I'm new to R and I'm facing a problem, I have a date vector and a dataframe containing data regarding sales values and coverage start and end dates.
I need to defer the sale value at each analysis date, for the first analysis period, I can create an algorithm that gives me the desired answer.

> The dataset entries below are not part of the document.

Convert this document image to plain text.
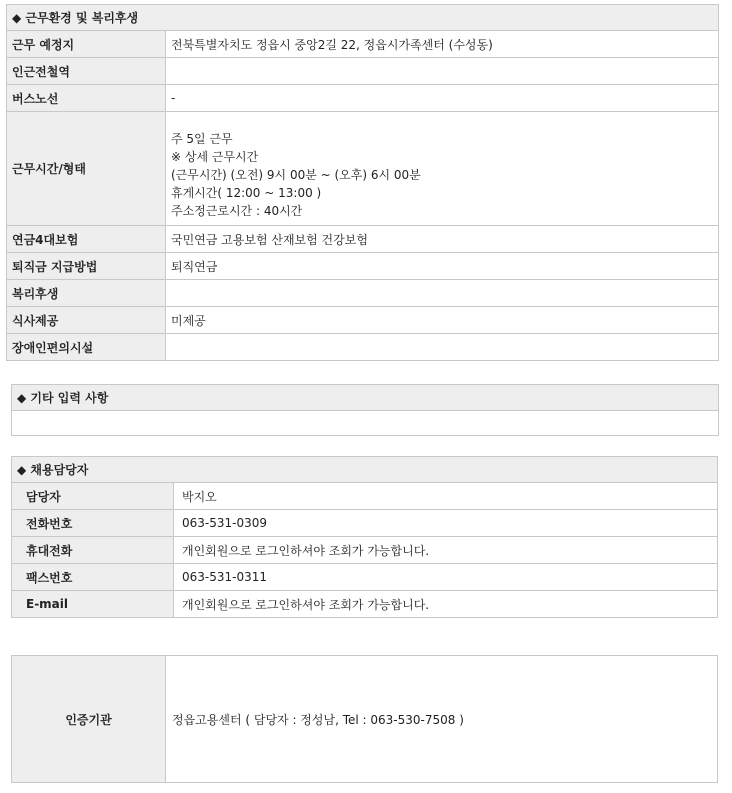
◆ 근무환경 및 복리후생
근무 예정지	전북특별자치도 정읍시 중앙2길 22, 정읍시가족센터 (수성동)
인근전철역	
버스노선	-
근무시간/형태	주 5일 근무
※ 상세 근무시간
(근무시간) (오전) 9시 00분 ~ (오후) 6시 00분
휴게시간( 12:00 ~ 13:00 )
주소정근로시간 : 40시간

연금4대보험	국민연금 고용보험 산재보험 건강보험
퇴직금 지급방법	퇴직연금
복리후생	
식사제공	미제공
장애인편의시설	
◆ 기타 입력 사항
◆ 채용담당자
담당자	박지오
전화번호	063-531-0309
휴대전화	개인회원으로 로그인하셔야 조회가 가능합니다.
팩스번호	063-531-0311
E-mail	개인회원으로 로그인하셔야 조회가 가능합니다.
인증기관	정읍고용센터 ( 담당자 : 정성남, Tel : 063-530-7508 )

However in my real data I am working with a base of 200K rows and 50 analysis periods.
I'm not able to build a loop or find an alternative function in R that allows me to create the variables Aux[i] and Test[i] according to the number of dates present in the vec_date vector.
The following is an example of code that works for the first analysis period.
library(tidyverse)
library(lubridate)
df <- tibble(DateIn = c(ymd("2021-10-21", "2021-12-25", "2022-05-11")),
DateFin = c(ymd("2022-03-10", "2022-07-12", "2023-02-15")),
Premium = c(11000, 5000, 24500))
date <- ymd("2021-12-31")
vec_date <- date %m % months(seq(0, 12, by = 6))
df_new <- df |>
mutate(duration = as.numeric(DateFin - DateIn),
Pr_day = Premium/duration,
Aux1 = if_else(DateIn > vec_date[1] | DateFin < vec_date[1], "N", "Y"),
test1 = if_else(Aux1 == "Y" & DateFin > vec_date[1], as.numeric(DateFin - vec_date[1])*Pr_day,
if_else(DateIn > vec_date[1], Premium, 0)))

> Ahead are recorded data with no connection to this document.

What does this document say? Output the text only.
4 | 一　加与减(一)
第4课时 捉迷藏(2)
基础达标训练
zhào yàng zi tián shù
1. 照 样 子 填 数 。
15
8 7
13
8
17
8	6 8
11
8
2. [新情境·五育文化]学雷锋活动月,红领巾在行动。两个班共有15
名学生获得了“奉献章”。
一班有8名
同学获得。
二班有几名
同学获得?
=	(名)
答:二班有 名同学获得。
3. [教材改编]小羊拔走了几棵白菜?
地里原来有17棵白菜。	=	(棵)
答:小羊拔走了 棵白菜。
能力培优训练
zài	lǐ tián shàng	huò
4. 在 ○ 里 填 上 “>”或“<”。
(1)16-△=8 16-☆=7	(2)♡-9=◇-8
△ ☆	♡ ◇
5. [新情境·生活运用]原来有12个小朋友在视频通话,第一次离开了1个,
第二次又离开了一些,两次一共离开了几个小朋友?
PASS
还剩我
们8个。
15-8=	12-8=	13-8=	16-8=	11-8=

Does anyone have any idea how I could build this loop, or is there any R function/package that allows me to perform this interaction between my df dataframe and vec_date vector?

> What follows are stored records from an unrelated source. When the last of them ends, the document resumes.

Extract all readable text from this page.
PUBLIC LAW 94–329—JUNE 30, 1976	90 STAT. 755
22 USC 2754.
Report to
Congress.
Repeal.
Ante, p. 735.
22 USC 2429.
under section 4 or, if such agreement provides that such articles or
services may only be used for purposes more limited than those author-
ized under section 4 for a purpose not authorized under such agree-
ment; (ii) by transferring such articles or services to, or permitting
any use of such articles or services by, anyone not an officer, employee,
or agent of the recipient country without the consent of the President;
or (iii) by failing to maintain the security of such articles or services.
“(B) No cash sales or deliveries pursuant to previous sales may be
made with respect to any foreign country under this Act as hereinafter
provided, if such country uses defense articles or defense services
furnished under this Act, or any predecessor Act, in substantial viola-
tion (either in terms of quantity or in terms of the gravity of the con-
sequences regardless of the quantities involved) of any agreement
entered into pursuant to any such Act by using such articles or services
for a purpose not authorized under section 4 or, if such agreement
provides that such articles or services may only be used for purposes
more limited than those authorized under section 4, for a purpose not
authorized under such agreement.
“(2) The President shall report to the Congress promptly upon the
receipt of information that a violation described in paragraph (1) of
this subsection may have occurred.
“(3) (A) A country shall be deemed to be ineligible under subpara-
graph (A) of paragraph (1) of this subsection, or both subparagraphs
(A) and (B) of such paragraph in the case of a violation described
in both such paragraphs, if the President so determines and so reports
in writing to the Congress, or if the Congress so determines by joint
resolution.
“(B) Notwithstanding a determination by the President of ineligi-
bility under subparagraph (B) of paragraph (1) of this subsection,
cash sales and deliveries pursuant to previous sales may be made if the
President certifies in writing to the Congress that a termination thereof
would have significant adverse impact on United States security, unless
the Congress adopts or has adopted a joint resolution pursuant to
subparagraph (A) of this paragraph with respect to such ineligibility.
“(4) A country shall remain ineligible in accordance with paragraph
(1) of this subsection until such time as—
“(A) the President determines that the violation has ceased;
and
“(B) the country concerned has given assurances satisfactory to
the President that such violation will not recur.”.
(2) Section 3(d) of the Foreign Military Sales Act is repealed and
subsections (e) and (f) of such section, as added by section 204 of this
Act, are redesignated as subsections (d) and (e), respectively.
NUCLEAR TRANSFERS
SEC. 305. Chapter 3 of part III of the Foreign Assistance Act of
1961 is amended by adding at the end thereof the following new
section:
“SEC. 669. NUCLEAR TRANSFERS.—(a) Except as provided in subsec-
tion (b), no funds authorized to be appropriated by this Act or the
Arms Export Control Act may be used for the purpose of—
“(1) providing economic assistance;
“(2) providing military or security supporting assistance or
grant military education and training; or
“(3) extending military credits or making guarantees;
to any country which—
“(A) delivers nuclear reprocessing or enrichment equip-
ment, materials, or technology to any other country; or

Edit: an outline of the format you would need as a result would be:
df_final <- tibble(DateIn = c(ymd("2021-10-21", "2021-12-25", "2022-05-11")),
DateFin = c(ymd("2022-03-10", "2022-07-12", "2023-02-15")),
Premium = c(11000, 5000, 24500),
Aux1 = c("Y", "Y", "N"),
test1 = c(5421.429, 4849.246, 24500.000),
Aux2 = c("N", "Y", "Y"),
test2 = c(0.0000, 301.5075, 20125.0000),
Aux3 = c("N", "N", "Y"),
test3 = c(0, 0, 4025))
Where, Aux1 and test1 are the results referring to vec_date[1], 2 = vec_date[2], 3 = vec_date[3]. For me it is important to keep the resulting variables in the same dataframe because later analysis will be done.
CodePudding user response:
I'm having trouble figuring out what your intended outcome is supposed to be; is this example heading in the right direction?
library(tidyverse)
library(lubridate)
#>
#> Attaching package: 'lubridate'
#> The following objects are masked from 'package:base':
#>
#> date, intersect, setdiff, union
df <- tibble(DateIn = c(ymd("2021-10-21", "2021-12-25", "2022-05-11")),
DateFin = c(ymd("2022-03-10", "2022-07-12", "2023-02-15")),
Premium = c(11000, 5000, 24500))
date <- ymd("2021-12-31")
vec_date <- date %m % months(seq(0, 12, by = 6))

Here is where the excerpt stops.